No one does lahm b’ajin like an Armenian bakery. A good one must be a paper-thin flatbread, topped with a moist and spicy meat mixture. Traditional preparation involves a procession that starts at the greengrocer, to buy the needed tomato, parsley, onion, garlic, and hot pepper. Then it’s off to the butcher, to mince it all together with the meat (you will need a meat grinder for this step). Then finally on to the lahm b’ajin bakery, where the baker will transform all of that into delicious, thin lahm b’ajin, to eat hot from the oven, with some drops of lemon juice and more hot pepper! In a pure Armenian tradition, large eggplants are cooked in the oven too, and pieces of the soft and melting eggplants are layered on the lahm b’ajin and rolled like a sandwich.
For the dough:
- 1/2 teaspoon active dry yeast
- 1/2 teaspoon sugar
- 5 1/2 cups (700 g) all-purpose flour
- 1/4 cup (60 ml) vegetable oil
- 1 teaspoon salt
For the topping:
- 2 1/4 pounds (1 kg) ground beef
- 2 1/4 pounds (1 kg) tomatoes
- 1 1/2 pounds (700 g) onions
- 7 garlic cloves, peeled
- 1 or 2 fresh green chile peppers (optional)
- 1 tablespoon (16 g) tomato paste
- 1 tablespoon (16 g) hot chile paste
- 1 bunch flat-leaf parsley
- 1 teaspoon salt
- 1 teaspoon ground black pepper
For the garnish:
- Lemon juice
- Kamal Mouzawak
To make the dough, dissolve the yeast and sugar in 1/2 cup (120 ml) lukewarm water, and let it proof for 10 minutes. Meanwhile, mix the flour with the vegetable oil, and knead well (by hand or machine), adding little by little 1 cup (235 ml) of water. Add the yeast mixture and the salt, and continue kneading, adding more water if necessary (the water quantity will depends on the flour variety), until you obtain a good bread dough. Transfer to a bowl and let it rest for an hour or two, until it doubles in volume.

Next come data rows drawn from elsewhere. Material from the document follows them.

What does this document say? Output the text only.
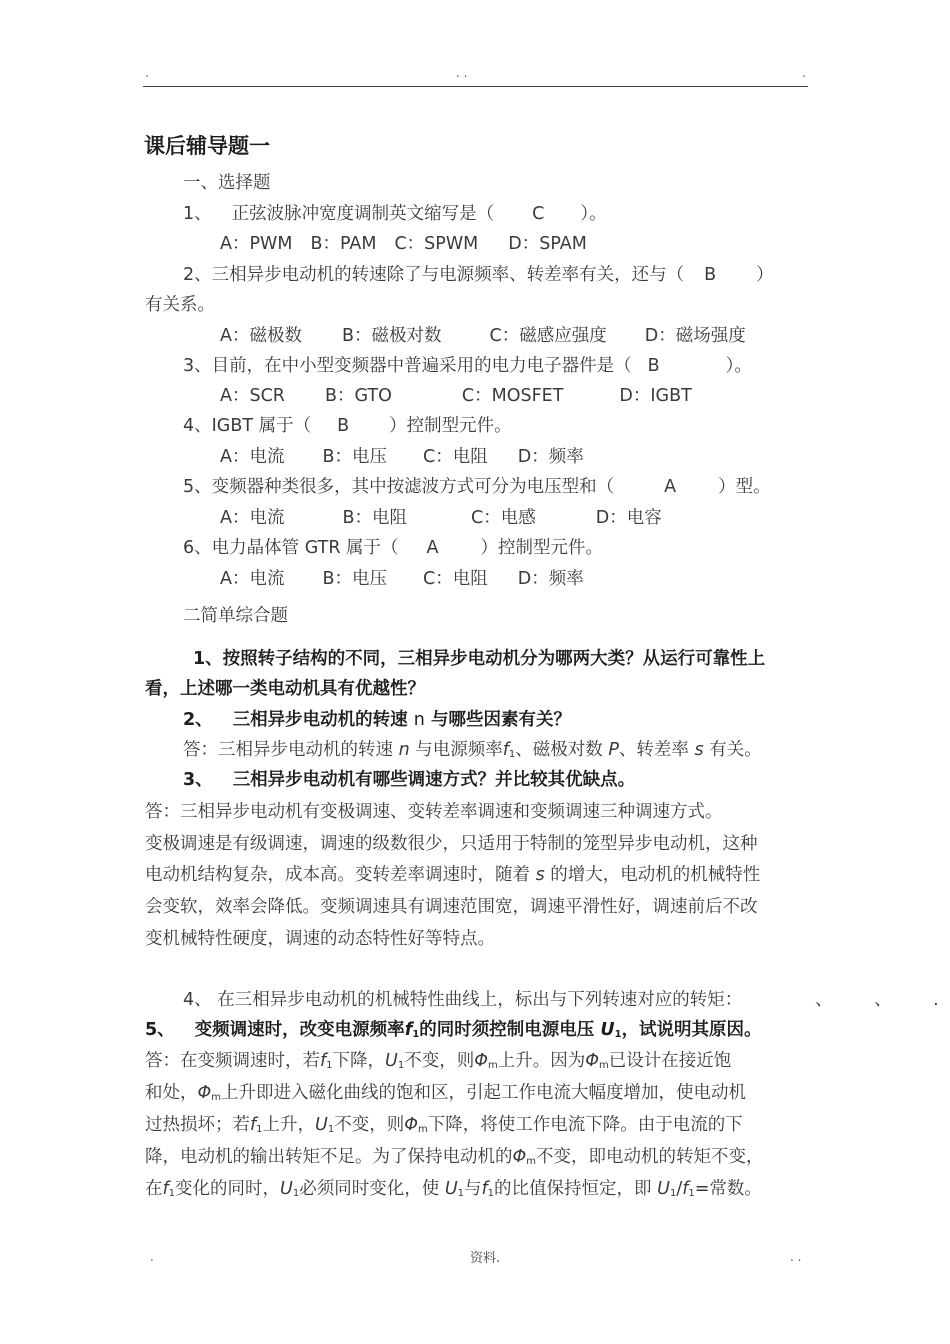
.	. .	.
课后辅导题一
一、选择题
1、 正弦波脉冲宽度调制英文缩写是（ C ）。
A：PWM B：PAM C：SPWM D：SPAM
2、三相异步电动机的转速除了与电源频率、转差率有关，还与（ B ）
有关系。
A：磁极数 B：磁极对数	C：磁感应强度 D：磁场强度
3、目前，在中小型变频器中普遍采用的电力电子器件是（ B	）。
A：SCR B：GTO	C：MOSFET	D：IGBT
4、IGBT 属于（ B ）控制型元件。
A：电流 B：电压 C：电阻 D：频率
5、变频器种类很多，其中按滤波方式可分为电压型和（	A ）型。
A：电流	B：电阻	C：电感	D：电容
6、电力晶体管 GTR 属于（ A ）控制型元件。
A：电流 B：电压 C：电阻 D：频率
二简单综合题
1、按照转子结构的不同，三相异步电动机分为哪两大类？从运行可靠性上
看，上述哪一类电动机具有优越性？
2、 三相异步电动机的转速 n 与哪些因素有关？
答：三相异步电动机的转速 n 与电源频率$f_1$、磁极对数 P、转差率 s 有关。
3、 三相异步电动机有哪些调速方式？并比较其优缺点。
答：三相异步电动机有变极调速、变转差率调速和变频调速三种调速方式。
变极调速是有级调速，调速的级数很少，只适用于特制的笼型异步电动机，这种
电动机结构复杂，成本高。变转差率调速时，随着 s 的增大，电动机的机械特性
会变软，效率会降低。变频调速具有调速范围宽，调速平滑性好，调速前后不改
变机械特性硬度，调速的动态特性好等特点。
4、 在三相异步电动机的机械特性曲线上，标出与下列转速对应的转矩：	、 、 .
5、 变频调速时，改变电源频率$f_1$的同时须控制电源电压 $U_1$，试说明其原因。
答：在变频调速时，若$f_1$下降，$U_1$不变，则$\Phi_m$上升。因为$\Phi_m$已设计在接近饱
和处，$\Phi_m$上升即进入磁化曲线的饱和区，引起工作电流大幅度增加，使电动机
过热损坏；若$f_1$上升，$U_1$不变，则$\Phi_m$下降，将使工作电流下降。由于电流的下
降，电动机的输出转矩不足。为了保持电动机的$\Phi_m$不变，即电动机的转矩不变，
在$f_1$变化的同时，$U_1$必须同时变化，使 $U_1$与$f_1$的比值保持恒定，即 $U_1/f_1=$常数。
.	资料.	. .
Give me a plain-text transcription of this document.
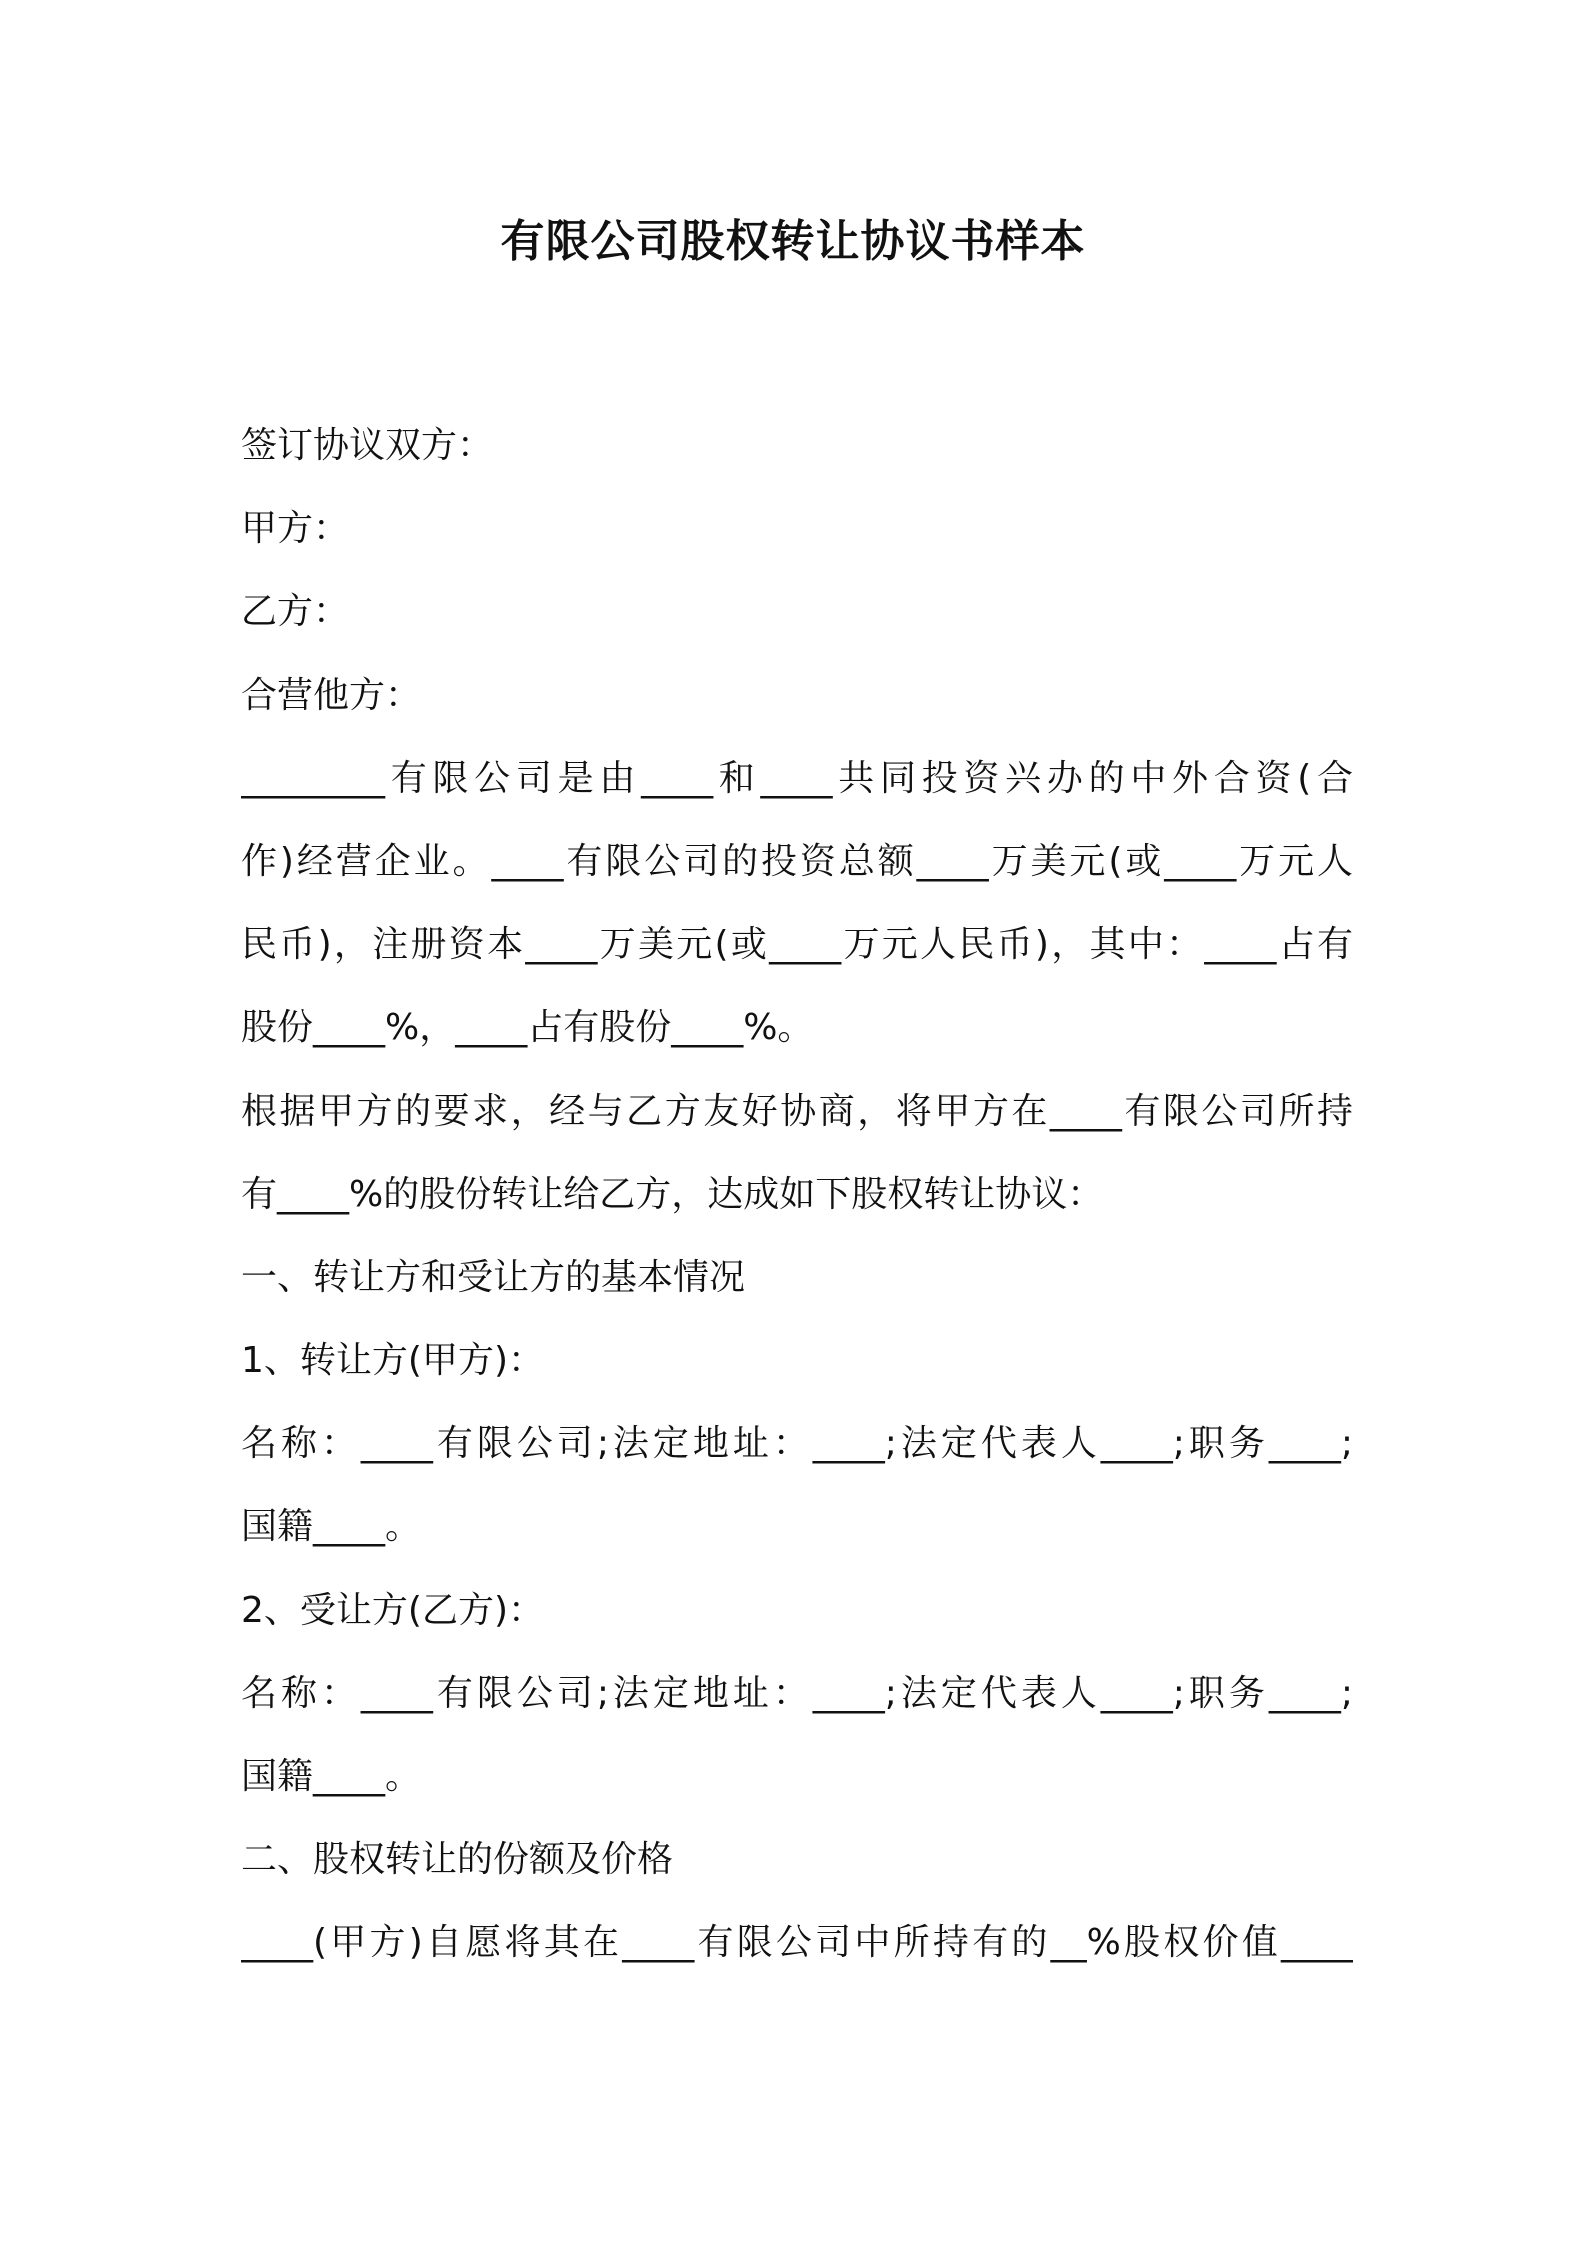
有限公司股权转让协议书样本

签订协议双方：

甲方：

乙方：

合营他方：

________有限公司是由____和____共同投资兴办的中外合资(合

作)经营企业。____有限公司的投资总额____万美元(或____万元人

民币)，注册资本____万美元(或____万元人民币)，其中：____占有

股份____%，____占有股份____%。

根据甲方的要求，经与乙方友好协商，将甲方在____有限公司所持

有____%的股份转让给乙方，达成如下股权转让协议：

一、转让方和受让方的基本情况

1、转让方(甲方)：

名称：____有限公司;法定地址：____;法定代表人____;职务____;

国籍____。

2、受让方(乙方)：

名称：____有限公司;法定地址：____;法定代表人____;职务____;

国籍____。

二、股权转让的份额及价格

____(甲方)自愿将其在____有限公司中所持有的__%股权价值____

Preheat the oven to 500°F (250°C, or gas mark 10).
All of the topping ingredients must go through a meat grinder fitted with a coarse blade. Mix all the topping ingredients together and pass through the grinder so as to obtain a paste. A meat grinder should be used, and not an electric mixer or a food processor, which will result in an unsuitable mushy paste.
Cut the dough into walnut-size balls. Sprinkle with flour and roll into very thin disks. Spread the lahm b’ajin mixture over it, and bake for 10 minutes, until the border turns golden. Serve hot, with few drops of lemon juice and a sprinkle of paprika.